# PH unstable with CO2.



## jaycat (3 Feb 2009)

Hi, 

i have now started to inject co2 into the tank, there's no fish in there at the moment, they are still in the other tank they were moved to when the braace broke. This has given us the oppotunity to start co2.

However I'm having trouble with the PH, the tap water is 8.0,(these are taken with the API test kit) 
Started co2 yesterday at 2pm, at 9pm the PH had dropped to 7.4. CO2 off at 9pm.
10 am today PH still 7.4. 
1pm PH still 7.4 
CO2 started 2pm at 1 bubble every 3 seconds (not heavily planted yet)
At 3pm PH back up to 8.0
7pm PH still at 8.0.

My concern is, 1. is the normal, and 2 is this a stable enviroment for my fish? I'm not keen on the PH raising/falling by 0.6.

Could you all give me some insight please. Am I worrying for nothing? I don't want to reintroduce my fish until I'm sure everything's safe for them.

Thanks J


----------



## Themuleous (3 Feb 2009)

Hi Jay,

If anything this just shows the inaccuracies of test kits! 

Unless there are major changes in the position, flow rates or other things that might affect the diffusion of the CO2 then I would ignore this personally.  The pH will rise slightly during the lights on period due to the plants removing some of the CO2 but its nothing to worry about.  

Do you know about or have you got a drop checker with the 4dKH water in it?

Sam


----------



## jaycat (3 Feb 2009)

Hi, I've ordered one, I'm just waiting for it to arrive, then I'll set it up. Do you think it's safe for my fish to go back in there then?

Do you also run an extra airstone after the co2 has turned off? Maidenhead have advised me to do this.

Thanks J.


----------



## Ed Seeley (3 Feb 2009)

There's no need to aerate the water during lights off.  This is just unecessary expense IMHO.  Just turn off the CO2 half an hour or so before lights out.

pH fluctuations are perfectly normal when adding CO2.  They also do not affect the fish whatsoever.  The only way CO2 will affect the fish is you inject too much and they get overdosed on it and suffocate.  Keeping it at or below 30ppm will prevent this.  Remember pH will fluctuate with all the other factors in the tank too, not just CO2 level.


----------



## jaycat (3 Feb 2009)

Thanks so much, I was so worried it was going up and down.

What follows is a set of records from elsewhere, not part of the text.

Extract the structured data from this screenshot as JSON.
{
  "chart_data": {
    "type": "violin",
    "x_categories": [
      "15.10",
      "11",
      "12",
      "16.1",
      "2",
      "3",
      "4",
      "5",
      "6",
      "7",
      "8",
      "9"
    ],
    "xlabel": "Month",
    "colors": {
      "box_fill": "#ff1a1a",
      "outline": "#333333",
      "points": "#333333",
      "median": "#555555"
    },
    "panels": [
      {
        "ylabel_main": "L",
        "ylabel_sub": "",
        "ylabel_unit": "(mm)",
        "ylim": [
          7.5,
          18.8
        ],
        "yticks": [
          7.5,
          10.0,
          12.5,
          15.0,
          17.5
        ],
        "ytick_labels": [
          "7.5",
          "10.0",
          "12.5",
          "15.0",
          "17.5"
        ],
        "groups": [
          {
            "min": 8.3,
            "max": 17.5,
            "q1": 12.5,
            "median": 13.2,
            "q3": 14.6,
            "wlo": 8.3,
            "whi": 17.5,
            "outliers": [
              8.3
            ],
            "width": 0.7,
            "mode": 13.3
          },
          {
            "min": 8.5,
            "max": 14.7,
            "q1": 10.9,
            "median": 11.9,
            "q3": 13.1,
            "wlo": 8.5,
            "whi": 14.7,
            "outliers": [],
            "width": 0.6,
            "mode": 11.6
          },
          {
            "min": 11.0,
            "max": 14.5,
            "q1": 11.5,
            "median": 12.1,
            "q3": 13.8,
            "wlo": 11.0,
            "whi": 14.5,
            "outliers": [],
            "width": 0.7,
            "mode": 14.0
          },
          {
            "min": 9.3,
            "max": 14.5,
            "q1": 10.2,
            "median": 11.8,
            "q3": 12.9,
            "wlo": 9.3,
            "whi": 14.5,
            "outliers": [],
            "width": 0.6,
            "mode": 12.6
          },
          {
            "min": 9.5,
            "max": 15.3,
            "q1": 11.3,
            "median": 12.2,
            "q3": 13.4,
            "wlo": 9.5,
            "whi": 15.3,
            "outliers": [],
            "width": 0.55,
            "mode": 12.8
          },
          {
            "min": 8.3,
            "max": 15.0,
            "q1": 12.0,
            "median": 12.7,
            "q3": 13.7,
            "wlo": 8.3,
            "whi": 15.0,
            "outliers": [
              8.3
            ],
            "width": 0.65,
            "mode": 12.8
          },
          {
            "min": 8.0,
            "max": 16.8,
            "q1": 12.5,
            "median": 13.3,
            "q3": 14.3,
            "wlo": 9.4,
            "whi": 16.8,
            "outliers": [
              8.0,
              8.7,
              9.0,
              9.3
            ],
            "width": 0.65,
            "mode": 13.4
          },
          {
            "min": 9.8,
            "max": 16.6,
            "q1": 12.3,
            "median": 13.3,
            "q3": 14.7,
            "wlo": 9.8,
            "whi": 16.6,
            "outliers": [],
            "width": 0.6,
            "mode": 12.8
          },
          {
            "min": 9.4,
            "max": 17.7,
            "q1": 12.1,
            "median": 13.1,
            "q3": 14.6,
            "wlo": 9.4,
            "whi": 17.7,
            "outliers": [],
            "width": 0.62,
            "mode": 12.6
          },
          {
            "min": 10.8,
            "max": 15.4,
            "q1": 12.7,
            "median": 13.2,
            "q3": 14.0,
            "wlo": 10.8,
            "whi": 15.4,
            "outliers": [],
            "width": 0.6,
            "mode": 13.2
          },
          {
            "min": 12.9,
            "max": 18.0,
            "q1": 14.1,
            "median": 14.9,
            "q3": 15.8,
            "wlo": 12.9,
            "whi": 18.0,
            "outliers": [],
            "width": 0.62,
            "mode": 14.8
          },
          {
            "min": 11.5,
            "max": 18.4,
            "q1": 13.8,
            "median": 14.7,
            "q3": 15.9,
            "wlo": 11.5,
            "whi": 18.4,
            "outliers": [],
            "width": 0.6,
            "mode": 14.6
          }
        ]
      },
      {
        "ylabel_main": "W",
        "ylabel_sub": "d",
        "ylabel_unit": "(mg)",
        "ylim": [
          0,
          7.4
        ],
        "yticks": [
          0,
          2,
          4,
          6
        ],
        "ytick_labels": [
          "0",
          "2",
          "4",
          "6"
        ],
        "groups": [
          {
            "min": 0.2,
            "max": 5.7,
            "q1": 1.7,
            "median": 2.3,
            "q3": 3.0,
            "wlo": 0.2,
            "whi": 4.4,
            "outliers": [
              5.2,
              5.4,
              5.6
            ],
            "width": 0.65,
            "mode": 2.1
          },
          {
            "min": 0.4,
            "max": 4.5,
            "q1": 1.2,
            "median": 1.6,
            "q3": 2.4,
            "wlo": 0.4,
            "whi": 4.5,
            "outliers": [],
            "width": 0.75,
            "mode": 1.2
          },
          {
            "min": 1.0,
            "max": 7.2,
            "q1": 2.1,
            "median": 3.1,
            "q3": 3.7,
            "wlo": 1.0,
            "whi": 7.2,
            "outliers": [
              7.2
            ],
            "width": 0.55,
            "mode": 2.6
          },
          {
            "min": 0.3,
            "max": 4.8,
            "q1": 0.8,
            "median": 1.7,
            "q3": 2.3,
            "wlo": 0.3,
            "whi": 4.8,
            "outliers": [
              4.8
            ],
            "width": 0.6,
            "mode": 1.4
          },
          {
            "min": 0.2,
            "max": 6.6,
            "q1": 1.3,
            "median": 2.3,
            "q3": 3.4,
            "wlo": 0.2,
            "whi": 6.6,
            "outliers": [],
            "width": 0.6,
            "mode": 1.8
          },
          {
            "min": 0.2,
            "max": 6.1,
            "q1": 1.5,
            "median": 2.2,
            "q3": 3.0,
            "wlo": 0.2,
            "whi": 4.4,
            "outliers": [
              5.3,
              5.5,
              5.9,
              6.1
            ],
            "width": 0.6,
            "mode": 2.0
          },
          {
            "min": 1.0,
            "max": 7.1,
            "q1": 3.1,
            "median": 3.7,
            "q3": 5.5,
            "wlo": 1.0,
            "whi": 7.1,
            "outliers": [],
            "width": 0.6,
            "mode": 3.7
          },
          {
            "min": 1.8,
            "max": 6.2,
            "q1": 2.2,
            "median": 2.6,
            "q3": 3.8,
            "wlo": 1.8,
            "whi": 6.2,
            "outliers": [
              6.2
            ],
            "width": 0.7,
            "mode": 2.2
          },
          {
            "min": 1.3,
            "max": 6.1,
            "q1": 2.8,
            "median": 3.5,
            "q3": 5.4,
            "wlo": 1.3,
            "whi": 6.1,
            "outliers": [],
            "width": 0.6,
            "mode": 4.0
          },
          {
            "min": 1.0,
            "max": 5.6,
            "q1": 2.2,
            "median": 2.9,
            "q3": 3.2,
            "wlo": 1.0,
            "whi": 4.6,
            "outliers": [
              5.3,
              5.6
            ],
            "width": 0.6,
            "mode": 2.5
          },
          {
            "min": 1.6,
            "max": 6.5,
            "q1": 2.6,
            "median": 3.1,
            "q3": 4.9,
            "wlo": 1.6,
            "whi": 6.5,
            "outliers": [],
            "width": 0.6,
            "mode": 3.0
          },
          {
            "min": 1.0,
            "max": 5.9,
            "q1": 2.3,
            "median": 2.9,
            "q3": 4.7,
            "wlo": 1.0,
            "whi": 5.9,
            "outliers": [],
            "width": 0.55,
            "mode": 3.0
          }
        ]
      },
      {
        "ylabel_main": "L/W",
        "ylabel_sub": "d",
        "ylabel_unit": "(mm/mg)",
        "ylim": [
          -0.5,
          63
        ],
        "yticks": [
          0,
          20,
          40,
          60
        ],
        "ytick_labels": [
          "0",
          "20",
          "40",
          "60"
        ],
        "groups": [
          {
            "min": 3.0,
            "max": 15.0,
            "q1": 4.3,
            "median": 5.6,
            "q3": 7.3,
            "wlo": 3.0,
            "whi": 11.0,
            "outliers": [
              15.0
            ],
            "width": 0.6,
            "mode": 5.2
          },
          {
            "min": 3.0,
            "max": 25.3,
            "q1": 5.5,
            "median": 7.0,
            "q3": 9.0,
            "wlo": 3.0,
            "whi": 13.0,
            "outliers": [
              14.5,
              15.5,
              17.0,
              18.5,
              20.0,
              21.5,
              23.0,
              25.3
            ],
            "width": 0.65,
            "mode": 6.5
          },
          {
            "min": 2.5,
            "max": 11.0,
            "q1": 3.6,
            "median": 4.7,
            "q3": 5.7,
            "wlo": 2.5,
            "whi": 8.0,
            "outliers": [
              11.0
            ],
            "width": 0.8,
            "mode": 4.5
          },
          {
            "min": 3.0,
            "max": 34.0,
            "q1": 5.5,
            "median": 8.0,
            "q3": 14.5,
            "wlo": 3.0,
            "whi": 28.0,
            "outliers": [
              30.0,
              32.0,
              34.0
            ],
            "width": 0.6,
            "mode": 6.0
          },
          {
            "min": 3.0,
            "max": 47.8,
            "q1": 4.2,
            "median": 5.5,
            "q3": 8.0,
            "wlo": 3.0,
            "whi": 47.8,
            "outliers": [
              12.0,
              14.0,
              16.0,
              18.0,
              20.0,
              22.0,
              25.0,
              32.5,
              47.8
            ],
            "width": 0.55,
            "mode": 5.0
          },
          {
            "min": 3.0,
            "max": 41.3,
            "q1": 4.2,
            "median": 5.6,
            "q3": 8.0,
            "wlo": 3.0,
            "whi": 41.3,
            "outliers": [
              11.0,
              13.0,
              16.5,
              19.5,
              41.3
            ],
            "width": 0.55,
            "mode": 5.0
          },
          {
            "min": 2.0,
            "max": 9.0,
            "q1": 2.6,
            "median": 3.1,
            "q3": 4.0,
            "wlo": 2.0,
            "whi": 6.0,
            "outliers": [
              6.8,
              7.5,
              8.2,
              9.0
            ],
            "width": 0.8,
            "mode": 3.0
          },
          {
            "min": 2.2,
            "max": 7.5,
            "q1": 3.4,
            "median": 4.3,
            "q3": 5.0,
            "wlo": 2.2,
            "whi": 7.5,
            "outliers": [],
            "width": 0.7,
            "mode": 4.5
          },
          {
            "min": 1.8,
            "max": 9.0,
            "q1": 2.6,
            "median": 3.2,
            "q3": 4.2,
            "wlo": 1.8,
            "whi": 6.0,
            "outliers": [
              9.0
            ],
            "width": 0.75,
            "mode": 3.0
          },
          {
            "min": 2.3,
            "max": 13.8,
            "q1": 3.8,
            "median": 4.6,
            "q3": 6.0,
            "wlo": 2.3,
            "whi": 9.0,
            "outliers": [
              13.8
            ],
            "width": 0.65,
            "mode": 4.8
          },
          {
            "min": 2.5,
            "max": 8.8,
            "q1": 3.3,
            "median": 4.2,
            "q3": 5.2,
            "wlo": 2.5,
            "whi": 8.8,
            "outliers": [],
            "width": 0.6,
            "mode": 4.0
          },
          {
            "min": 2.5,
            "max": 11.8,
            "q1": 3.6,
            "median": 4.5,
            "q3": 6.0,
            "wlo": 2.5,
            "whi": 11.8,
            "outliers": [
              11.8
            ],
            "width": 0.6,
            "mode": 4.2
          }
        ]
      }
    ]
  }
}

 This is the first time I have ever used co2. At the moment I have it a 1 bubble every 3 seconds, but I hope to pick up more plants over the weekend so I will adjust accordingly. I will sit down with my partner and work out we have it right, hopefully the drop checker will be here soon too.

It's a 240l tank, so I guess with substrate and wood it's 200l.

Thanks again Themuleous and Ed.


----------



## Themuleous (4 Feb 2009)

No probs 

FYI - 1 bubble every 3 seconds wont be enough, I've got a 250lt and it must be running a 3 or 4 bubbles PER second! 

Sam


----------